Moro deixou o cargo de ministro no dia 24 de abril, após Bolsonaro exonerar Maurício Valeixo da direção-geral da PF. Em um pronunciamento no mesmo dia, Moro acusou Bolsonaro de interferência política na PF. Logo depois, a Procuradoria-Geral da República solicitou ao Supremo Tribunal Federal (STF) a abertura de um inquérito para investigar as acusações de Moro.
Na última segunda-feira, a defesa de Moro solicitou o fim do sigilo do depoimento do ex-ministro à PF. A PGR concordou nesta terça-feira. A rede CNN Brasil foi a primeira a divulgar a íntegra do documento.
No depoimento, Moro evitou afirmar se Bolsonaro havia cometido algum crime, apontando que "quem falou em crime foi a Procuradoria Geral da República na requisição de abertura de inquérito", em referência à solicitação da PGR ao STF.
Em outro trecho do depoimento, Moro declarou "que tem só algumas mensagens trocadas com o presidente, e mesmo com outras pessoas", alegando que passou a apagar os diálogos "periodicamente" por medo de ter seu celular invadido por hackers mais uma vez, como ocorreu em 2019.
O ex-ministro, no entanto, contestou afirmações que Bolsonaro fez nos últimos dias. Segundo Moro, Bolsonaro disse que um dos motivos para exonerar Valeixo seria "a falta de recebimento de relatórios de inteligência de fatos nas últimas 24 horas". Moro afirmou que "o argumento não procede, pois os relatórios de inteligência estratégica da Polícia Federal eram disponibilizados ao Presidente da República".
O depoimento de Moro aponta ainda que "o presidente nunca solicitou ao declarante a produção de um relatório de inteligência estratégico da PF sobre um conteúdo específico, causando estranheza que isso tenha sido invocado como motivo da demissão do Diretor Geral da PF".
No depoimento, Moro ainda afirmou que "não nomeou e não era consultado" sobre o comando das superintendências e que a escolha dos chefes regionais era exclusiva de Valeixo.
Moro ainda apontou que ficou "apreensivo" com uma mensagem enviada pelo presidente no dia 23 de abril, na véspera da sua demissão. O diálogo, segundo Moro, ocorreu por meio do aplicativo Whatsapp.
Uma reprodução exibida pela TV Globo mostrou que o presidente enviou o link de uma reportagem do site O Antagonista que apontava que a Polícia Federal está "na cola de 10 a 12 deputados bolsonaristas". O texto aborda o inquérito das "fake news" que corre no Supremo Tribunal Federal (STF),
"Mais um motivo para a troca", escreveu Bolsonaro em seguida, segundo o material enviado para a TV por Moro.
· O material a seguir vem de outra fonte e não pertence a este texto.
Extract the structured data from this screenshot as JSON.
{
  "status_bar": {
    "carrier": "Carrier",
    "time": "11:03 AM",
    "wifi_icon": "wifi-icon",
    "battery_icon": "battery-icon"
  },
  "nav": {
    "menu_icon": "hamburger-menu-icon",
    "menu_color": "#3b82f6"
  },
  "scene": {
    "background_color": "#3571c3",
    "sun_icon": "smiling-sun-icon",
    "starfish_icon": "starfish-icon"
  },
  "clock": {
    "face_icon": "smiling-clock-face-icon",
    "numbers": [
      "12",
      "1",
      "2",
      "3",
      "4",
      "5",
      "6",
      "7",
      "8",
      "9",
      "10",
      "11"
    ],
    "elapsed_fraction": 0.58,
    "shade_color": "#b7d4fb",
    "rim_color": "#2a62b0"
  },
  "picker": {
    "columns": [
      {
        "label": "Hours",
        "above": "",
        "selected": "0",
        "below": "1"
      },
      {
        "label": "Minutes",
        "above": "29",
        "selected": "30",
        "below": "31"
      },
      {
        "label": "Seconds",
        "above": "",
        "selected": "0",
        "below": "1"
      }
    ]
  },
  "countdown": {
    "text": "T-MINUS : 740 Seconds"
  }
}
Além de Moro, ainda devem ser ouvidos outros personagens do governo Bolsonaro. Na segunda-feira, o procurador-geral da República, Augusto Aras, solicitou ao STF uma série de novas diligências no âmbito do inquérito. Entre os pedidos do procurador-geral estão depoimentos de pessoas citadas por Moro, entre elas três ministros: Luiz Eduardo Ramos (Secretaria de Governo), Augusto Heleno Ribeiro Pereira (Gabinete de Segurança Institucional da Presidência) e Walter Souza Braga Netto (Casa Civil).
Em depoimento à PF, Moro apontou que os três testemunharam pressões de Bolsonaro para forçar mudanças no comando da PF durante uma reunião ministerial em 22 de abril.
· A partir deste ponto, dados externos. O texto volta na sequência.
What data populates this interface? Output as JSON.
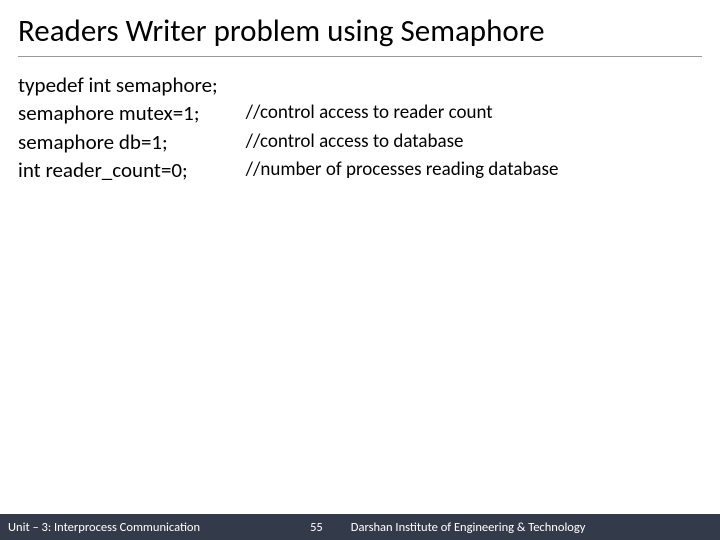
{
  "title": "Readers Writer problem using Semaphore",
  "code": {
    "l1": "typedef int semaphore;",
    "l2": "semaphore mutex=1;",
    "l3": "semaphore db=1;",
    "l4": "int reader_count=0;"
  },
  "comments": {
    "c2": "//control access to reader count",
    "c3": "//control access to database",
    "c4": "//number of processes reading database"
  },
  "footer": {
    "unit": "Unit – 3: Interprocess Communication",
    "page": "55",
    "org": "Darshan Institute of Engineering & Technology"
  }
}
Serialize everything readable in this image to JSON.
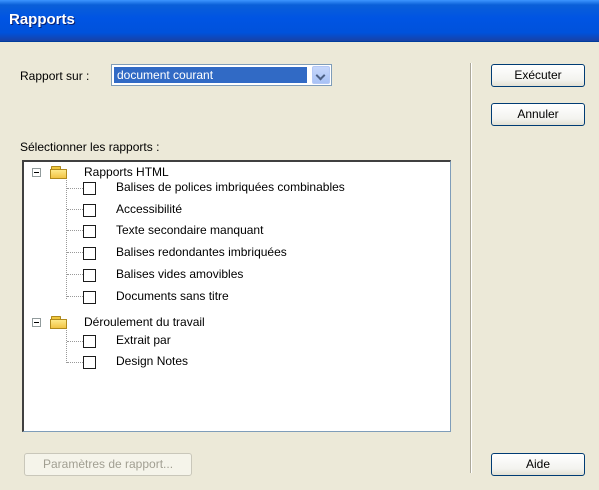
{
  "window": {
    "title": "Rapports"
  },
  "report_on": {
    "label": "Rapport sur :",
    "selected": "document courant"
  },
  "select_reports": {
    "label": "Sélectionner les rapports :"
  },
  "buttons": {
    "run": "Exécuter",
    "cancel": "Annuler",
    "settings": "Paramètres de rapport...",
    "help": "Aide"
  },
  "tree": {
    "groups": [
      {
        "label": "Rapports HTML",
        "expanded": true,
        "items": [
          {
            "label": "Balises de polices imbriquées combinables",
            "checked": false
          },
          {
            "label": "Accessibilité",
            "checked": false
          },
          {
            "label": "Texte secondaire manquant",
            "checked": false
          },
          {
            "label": "Balises redondantes imbriquées",
            "checked": false
          },
          {
            "label": "Balises vides amovibles",
            "checked": false
          },
          {
            "label": "Documents sans titre",
            "checked": false
          }
        ]
      },
      {
        "label": "Déroulement du travail",
        "expanded": true,
        "items": [
          {
            "label": "Extrait par",
            "checked": false
          },
          {
            "label": "Design Notes",
            "checked": false
          }
        ]
      }
    ]
  },
  "icons": {
    "expander": "minus-expander-icon",
    "folder": "folder-icon",
    "dropdown": "chevron-down-icon"
  }
}
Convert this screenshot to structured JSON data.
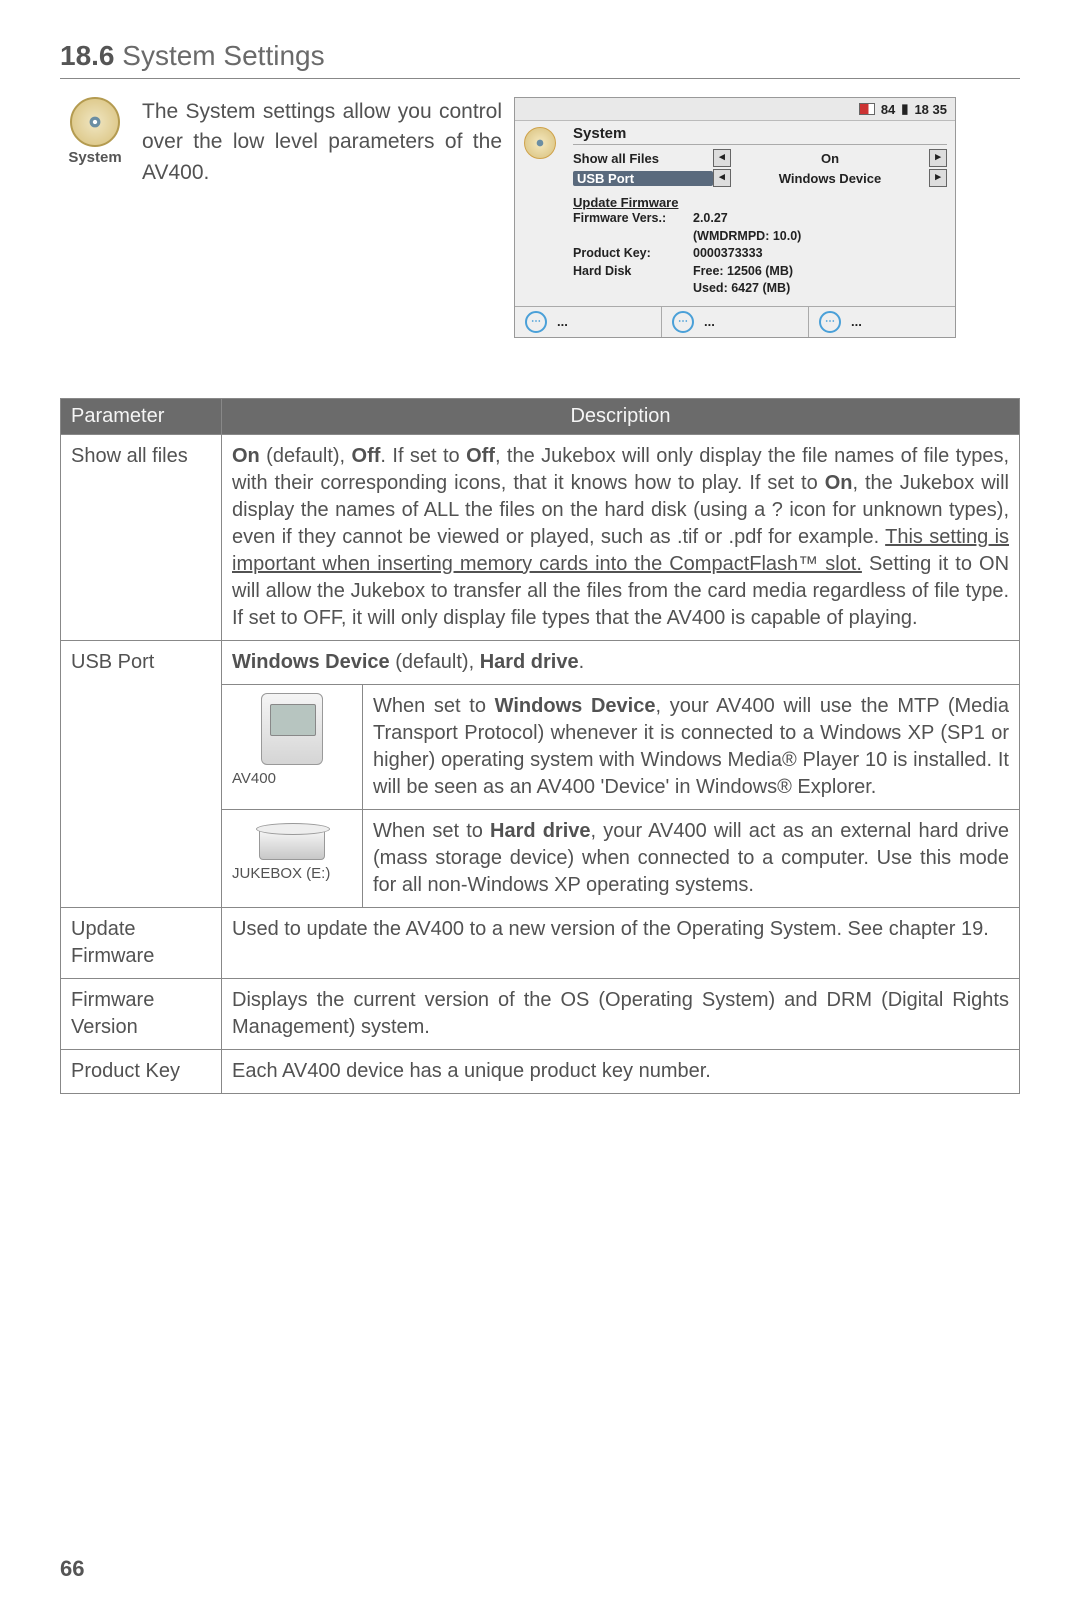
{
  "section": {
    "number": "18.6",
    "title": "System Settings"
  },
  "icon": {
    "label": "System"
  },
  "intro": "The System settings allow you control over the low level parameters of the AV400.",
  "device": {
    "battery": "84",
    "time": "18 35",
    "title": "System",
    "rows": [
      {
        "label": "Show all Files",
        "value": "On"
      },
      {
        "label": "USB Port",
        "value": "Windows Device"
      }
    ],
    "update_link": "Update Firmware",
    "info": {
      "fw_label": "Firmware Vers.:",
      "fw_val": "2.0.27",
      "drm": "(WMDRMPD: 10.0)",
      "pk_label": "Product Key:",
      "pk_val": "0000373333",
      "hd_label": "Hard Disk",
      "hd_free": "Free: 12506 (MB)",
      "hd_used": "Used: 6427 (MB)"
    },
    "footer_label": "..."
  },
  "table": {
    "headers": {
      "param": "Parameter",
      "desc": "Description"
    },
    "rows": {
      "show_all": {
        "param": "Show all files",
        "d": {
          "p1a": "On",
          "p1b": " (default), ",
          "p1c": "Off",
          "p1d": ". If set to ",
          "p1e": "Off",
          "p1f": ", the Jukebox will only display the file names of file types, with their corresponding icons, that it knows how to play. If set to ",
          "p1g": "On",
          "p1h": ", the Jukebox will display the names of ALL the files on the hard disk (using a ? icon for unknown types), even if they cannot be viewed or played, such as .tif or .pdf for example. ",
          "p1i": "This setting is important when inserting memory cards into the CompactFlash™ slot.",
          "p1j": " Setting it to ON will allow the Jukebox to transfer all the files from the card media regardless of file type. If set to OFF, it will only display file types that the AV400 is capable of playing."
        }
      },
      "usb": {
        "param": "USB Port",
        "header": {
          "a": "Windows Device",
          "b": " (default), ",
          "c": "Hard drive",
          "d": "."
        },
        "win": {
          "icon": "AV400",
          "t1": "When set to ",
          "t2": "Windows Device",
          "t3": ", your AV400 will use the MTP (Media Transport Protocol) whenever it is connected to a Windows XP (SP1 or higher) operating system with Windows Media® Player 10 is installed. It will be seen as an AV400 'Device' in Windows® Explorer."
        },
        "hd": {
          "icon": "JUKEBOX (E:)",
          "t1": "When set to ",
          "t2": "Hard drive",
          "t3": ", your AV400 will act as an external hard drive (mass storage device) when connected to a computer. Use this mode for all non-Windows XP operating systems."
        }
      },
      "update": {
        "param": "Update Firmware",
        "desc": "Used to update the AV400 to a new version of the Operating System. See chapter 19."
      },
      "fw": {
        "param": "Firmware Version",
        "desc": "Displays the current version of the OS (Operating System) and DRM (Digital Rights Management) system."
      },
      "pk": {
        "param": "Product Key",
        "desc": "Each AV400 device has a unique product key number."
      }
    }
  },
  "page_number": "66"
}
Na ocasião, segundo Moro, o presidente cobrou tanto a substituição do superintendente da PF no Rio e de Valeixo da chefia da PF.
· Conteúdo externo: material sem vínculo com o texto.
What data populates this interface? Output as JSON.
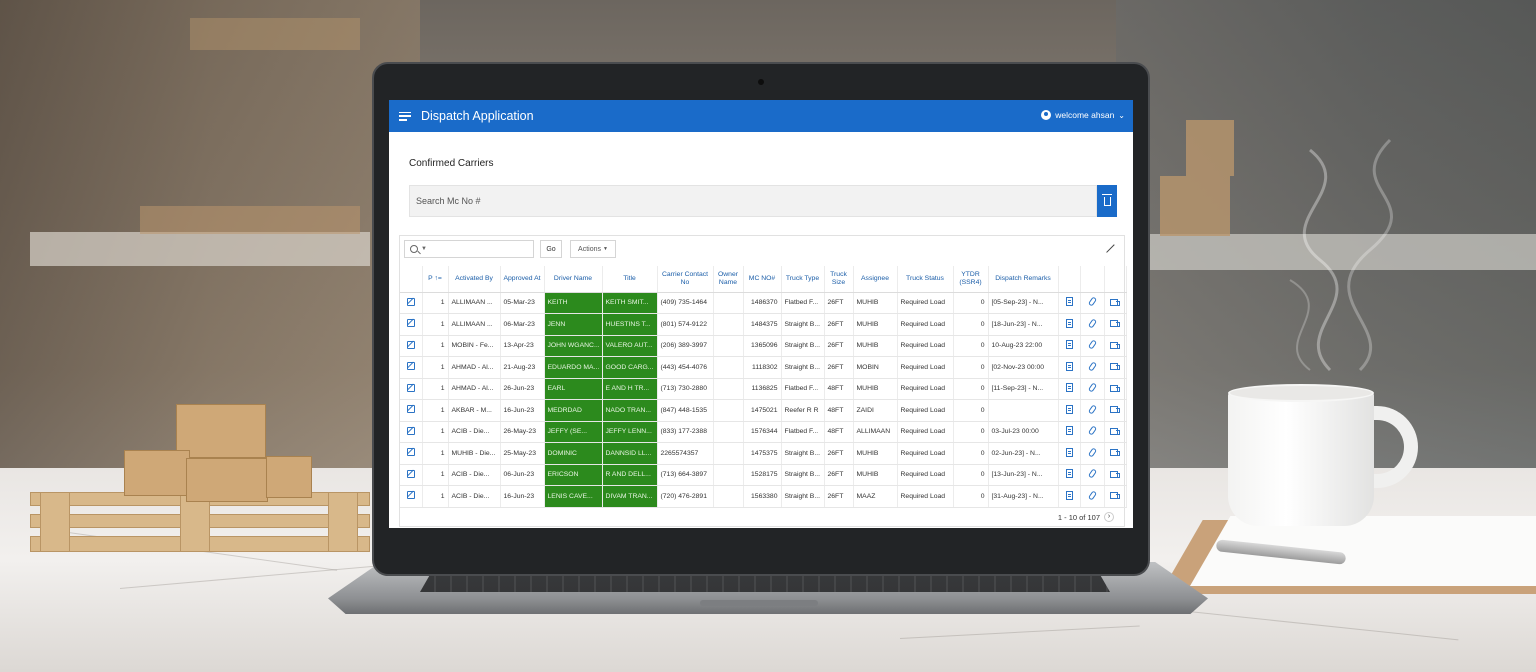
{
  "app": {
    "title": "Dispatch Application",
    "user_label": "welcome ahsan"
  },
  "region": {
    "title": "Confirmed Carriers"
  },
  "search": {
    "value": "Search Mc No #"
  },
  "report": {
    "go_label": "Go",
    "actions_label": "Actions",
    "pagination": "1 - 10 of 107"
  },
  "table": {
    "columns": [
      "",
      "P ↑=",
      "Activated By",
      "Approved At",
      "Driver Name",
      "Title",
      "Carrier Contact No",
      "Owner Name",
      "MC NO#",
      "Truck Type",
      "Truck Size",
      "Assignee",
      "Truck Status",
      "YTDR (SSR4)",
      "Dispatch Remarks",
      "",
      "",
      ""
    ],
    "rows": [
      [
        "1",
        "ALLIMAAN ...",
        "05-Mar-23",
        "KEITH",
        "KEITH SMIT...",
        "(409) 735-1464",
        "",
        "1486370",
        "Flatbed F...",
        "26FT",
        "MUHIB",
        "Required Load",
        "0",
        "[05-Sep-23] - N..."
      ],
      [
        "1",
        "ALLIMAAN ...",
        "06-Mar-23",
        "JENN",
        "HUESTINS T...",
        "(801) 574-9122",
        "",
        "1484375",
        "Straight B...",
        "26FT",
        "MUHIB",
        "Required Load",
        "0",
        "[18-Jun-23] - N..."
      ],
      [
        "1",
        "MOBIN - Fe...",
        "13-Apr-23",
        "JOHN WGANC...",
        "VALERO AUT...",
        "(206) 389-3997",
        "",
        "1365096",
        "Straight B...",
        "26FT",
        "MUHIB",
        "Required Load",
        "0",
        "10-Aug-23 22:00"
      ],
      [
        "1",
        "AHMAD - Al...",
        "21-Aug-23",
        "EDUARDO MA...",
        "GOOD CARG...",
        "(443) 454-4076",
        "",
        "1118302",
        "Straight B...",
        "26FT",
        "MOBIN",
        "Required Load",
        "0",
        "[02-Nov-23 00:00"
      ],
      [
        "1",
        "AHMAD - Al...",
        "26-Jun-23",
        "EARL",
        "E AND H TR...",
        "(713) 730-2880",
        "",
        "1136825",
        "Flatbed F...",
        "48FT",
        "MUHIB",
        "Required Load",
        "0",
        "[11-Sep-23] - N..."
      ],
      [
        "1",
        "AKBAR - M...",
        "16-Jun-23",
        "MEDRDAD",
        "NADO TRAN...",
        "(847) 448-1535",
        "",
        "1475021",
        "Reefer R R",
        "48FT",
        "ZAIDI",
        "Required Load",
        "0",
        ""
      ],
      [
        "1",
        "ACIB - Die...",
        "26-May-23",
        "JEFFY (SE...",
        "JEFFY LENN...",
        "(833) 177-2388",
        "",
        "1576344",
        "Flatbed F...",
        "48FT",
        "ALLIMAAN",
        "Required Load",
        "0",
        "03-Jul-23 00:00"
      ],
      [
        "1",
        "MUHIB - Die...",
        "25-May-23",
        "DOMINIC",
        "DANNSID LL...",
        "2265574357",
        "",
        "1475375",
        "Straight B...",
        "26FT",
        "MUHIB",
        "Required Load",
        "0",
        "02-Jun-23] - N..."
      ],
      [
        "1",
        "ACIB - Die...",
        "06-Jun-23",
        "ERICSON",
        "R AND DELL...",
        "(713) 664-3897",
        "",
        "1528175",
        "Straight B...",
        "26FT",
        "MUHIB",
        "Required Load",
        "0",
        "[13-Jun-23] - N..."
      ],
      [
        "1",
        "ACIB - Die...",
        "16-Jun-23",
        "LENIS CAVE...",
        "DIVAM TRAN...",
        "(720) 476-2891",
        "",
        "1563380",
        "Straight B...",
        "26FT",
        "MAAZ",
        "Required Load",
        "0",
        "[31-Aug-23] - N..."
      ]
    ]
  },
  "colors": {
    "header_blue": "#1a6bc9",
    "link_blue": "#1a5da8",
    "highlight_green": "#2c8a1d"
  },
  "icons": {
    "menu": "hamburger-icon",
    "user": "user-icon",
    "delete": "trash-icon",
    "search": "search-icon",
    "expand": "expand-icon",
    "edit": "edit-icon",
    "document": "document-icon",
    "attachment": "paperclip-icon",
    "dispatch": "truck-icon"
  }
}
De acordo com Moro, "o presidente afirmou que iria interferir em todos os Ministérios. E quanto ao Ministério da Justiça, se não pudesse trocar o Superintendente do Rio de Janeiro, trocaria o Diretor Geral e o próprio Ministro da Justiça".
Moro ainda disse no depoimento que entendeu "que havia desvio de finalidade na exoneração de Valeixo" e na provável nomeação do delegado Alexandre Ramagem, uma figura próxima da família Bolsonaro para o posto. Ramagem chegou a ser nomeado para o cargo, mas foi barrado por decisão do STF. Ao final, Bolsonaro nomeou Rolando Alexandre de Souza, um indicado de Ramagem, para a chefia da PF.
Souza tomou posse na segunda-feira. Um dos seus primeiros atos foi justamente substituir o comando da PF no Rio, anunciando que o então superintendente no estado seria "promovido" para um posto em Brasília. O substituto ainda não foi anunciado.
Nesta terça-feira, ao ser questionado por jornalistas se tinha alguma relação com a substituição no Rio, Bolsonaro reagiu agressivamente e gritou "cala a boca!" para os repórteres.
Histórico
As primeiras investidas de Bolsonaro contra a PF no Rio ocorreram em agosto de 2019. À época, o presidente passou a tentar publicamente nomear um novo superintendente no estado. O movimento do presidente passava por cima da chefia da corporação subordinada a Moro, algo que nem mesmo presidentes anteriores investigados por corrupção, como Dilma Rousseff e Michel Temer, fizeram.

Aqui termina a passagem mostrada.